Indian automaker Maruti Suzuki more inclined towards CNG cars than EVs
In a recent announcement, India’s biggest automaker Maruti Suzuki -- majority-owned by Japan’s Suzuki Motor Corporation -- said that even though its future is electric vehicles (EVs), the transition to electric will apparently involve the production of a fairly good number of CNG (compressed natural gas) vehicles.
With CNG (a cleaner fuel than diesel) being a specialist fuel segment of Maruti Suzuki, the automaker asserted that its efforts towards going electric will chiefly be centred on one important factor --- that is, ‘affordability.’

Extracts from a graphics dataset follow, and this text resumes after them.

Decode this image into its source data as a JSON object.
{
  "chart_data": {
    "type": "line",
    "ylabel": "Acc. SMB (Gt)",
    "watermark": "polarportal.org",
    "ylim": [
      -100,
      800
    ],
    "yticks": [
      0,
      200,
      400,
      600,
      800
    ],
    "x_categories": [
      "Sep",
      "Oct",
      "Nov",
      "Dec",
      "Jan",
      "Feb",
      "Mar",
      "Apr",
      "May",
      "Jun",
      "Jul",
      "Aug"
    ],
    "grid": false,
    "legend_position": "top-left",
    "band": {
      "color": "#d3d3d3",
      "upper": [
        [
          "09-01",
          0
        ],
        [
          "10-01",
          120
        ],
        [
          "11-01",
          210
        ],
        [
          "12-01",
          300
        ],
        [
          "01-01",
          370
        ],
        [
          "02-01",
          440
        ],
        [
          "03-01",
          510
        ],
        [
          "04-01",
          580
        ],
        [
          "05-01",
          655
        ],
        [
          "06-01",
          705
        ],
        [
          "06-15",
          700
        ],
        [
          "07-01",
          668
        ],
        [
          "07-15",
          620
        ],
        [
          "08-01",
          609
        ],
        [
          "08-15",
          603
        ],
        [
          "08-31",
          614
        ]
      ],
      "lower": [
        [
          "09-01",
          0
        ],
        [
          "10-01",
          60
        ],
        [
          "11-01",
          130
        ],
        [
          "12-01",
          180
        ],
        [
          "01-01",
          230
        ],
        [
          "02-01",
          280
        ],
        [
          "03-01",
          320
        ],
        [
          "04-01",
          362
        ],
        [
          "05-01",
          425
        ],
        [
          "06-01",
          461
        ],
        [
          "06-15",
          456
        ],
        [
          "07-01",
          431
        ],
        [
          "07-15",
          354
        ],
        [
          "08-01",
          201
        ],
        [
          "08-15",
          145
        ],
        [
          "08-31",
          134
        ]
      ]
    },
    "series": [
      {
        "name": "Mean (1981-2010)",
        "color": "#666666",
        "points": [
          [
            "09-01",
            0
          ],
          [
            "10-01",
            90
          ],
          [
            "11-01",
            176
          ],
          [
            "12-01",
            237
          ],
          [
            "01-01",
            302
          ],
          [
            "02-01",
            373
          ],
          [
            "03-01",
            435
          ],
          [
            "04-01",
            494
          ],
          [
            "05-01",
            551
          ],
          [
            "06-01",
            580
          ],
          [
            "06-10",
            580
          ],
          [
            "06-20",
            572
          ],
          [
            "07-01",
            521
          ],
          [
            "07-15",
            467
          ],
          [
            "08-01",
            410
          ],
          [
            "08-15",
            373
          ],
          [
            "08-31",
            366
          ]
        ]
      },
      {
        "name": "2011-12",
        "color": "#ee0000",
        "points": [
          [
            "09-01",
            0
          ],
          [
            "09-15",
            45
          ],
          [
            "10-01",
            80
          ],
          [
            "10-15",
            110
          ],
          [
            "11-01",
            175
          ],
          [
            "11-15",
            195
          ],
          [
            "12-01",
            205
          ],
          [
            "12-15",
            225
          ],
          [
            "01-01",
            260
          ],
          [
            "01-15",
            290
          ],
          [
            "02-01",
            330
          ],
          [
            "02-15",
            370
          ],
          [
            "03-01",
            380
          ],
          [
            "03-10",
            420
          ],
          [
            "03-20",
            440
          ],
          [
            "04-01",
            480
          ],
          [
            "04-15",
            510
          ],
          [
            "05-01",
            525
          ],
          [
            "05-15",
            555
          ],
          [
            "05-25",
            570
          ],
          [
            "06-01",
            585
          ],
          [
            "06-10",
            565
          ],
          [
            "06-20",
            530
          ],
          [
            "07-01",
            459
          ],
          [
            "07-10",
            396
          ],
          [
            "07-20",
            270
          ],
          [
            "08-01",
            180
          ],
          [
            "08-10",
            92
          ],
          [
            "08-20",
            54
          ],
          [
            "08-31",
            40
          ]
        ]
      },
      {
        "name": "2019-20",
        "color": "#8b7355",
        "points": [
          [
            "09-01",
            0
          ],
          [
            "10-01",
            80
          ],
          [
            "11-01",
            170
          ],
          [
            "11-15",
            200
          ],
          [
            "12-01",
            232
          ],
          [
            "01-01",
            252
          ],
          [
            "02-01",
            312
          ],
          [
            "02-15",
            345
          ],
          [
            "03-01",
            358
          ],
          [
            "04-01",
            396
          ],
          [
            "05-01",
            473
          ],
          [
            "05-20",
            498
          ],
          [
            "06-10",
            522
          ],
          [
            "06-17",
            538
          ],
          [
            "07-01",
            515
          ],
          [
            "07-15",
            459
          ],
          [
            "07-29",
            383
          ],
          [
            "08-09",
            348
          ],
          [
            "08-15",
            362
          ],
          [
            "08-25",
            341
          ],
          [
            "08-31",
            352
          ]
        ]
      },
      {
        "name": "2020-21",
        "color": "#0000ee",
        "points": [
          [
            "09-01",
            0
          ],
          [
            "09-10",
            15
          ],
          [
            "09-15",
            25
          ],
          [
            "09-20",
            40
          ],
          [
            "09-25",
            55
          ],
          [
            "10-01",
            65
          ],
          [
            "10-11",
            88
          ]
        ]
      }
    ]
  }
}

Highlighting the fact that the automobile market in India differs from the auto market in other countries of the world, Maruti Suzuki Chairman RC Bhargava said in a last-week statement that the conversion of the company’s small cars into EVs will result in at least a two-fold increase in vehicle costs, at the existing level of battery prices. Indian consumers are price sensitive and any electric car in India must have low cost of ownership in order to be successful in Indian market.
Drawing attention to the fact that India is a small-car-dominated auto market, Bhargava further explained that Indian customers will not be keen on buying a Rs 5 lakh car which costs an addition Rs 6-7 lakh for its electrified version; and added: “So, affordability becomes a huge, huge problem” in the country.
In an evident indication of Maruti Suzuki’s inclination towards CNG vehicles, Bhargava asserted that CNG technology “already exists,” and said that customers “happily” buy a CNG vehicle because “the cost increase of a CNG car compared to a petrol car is very small, around Rs 40,000.”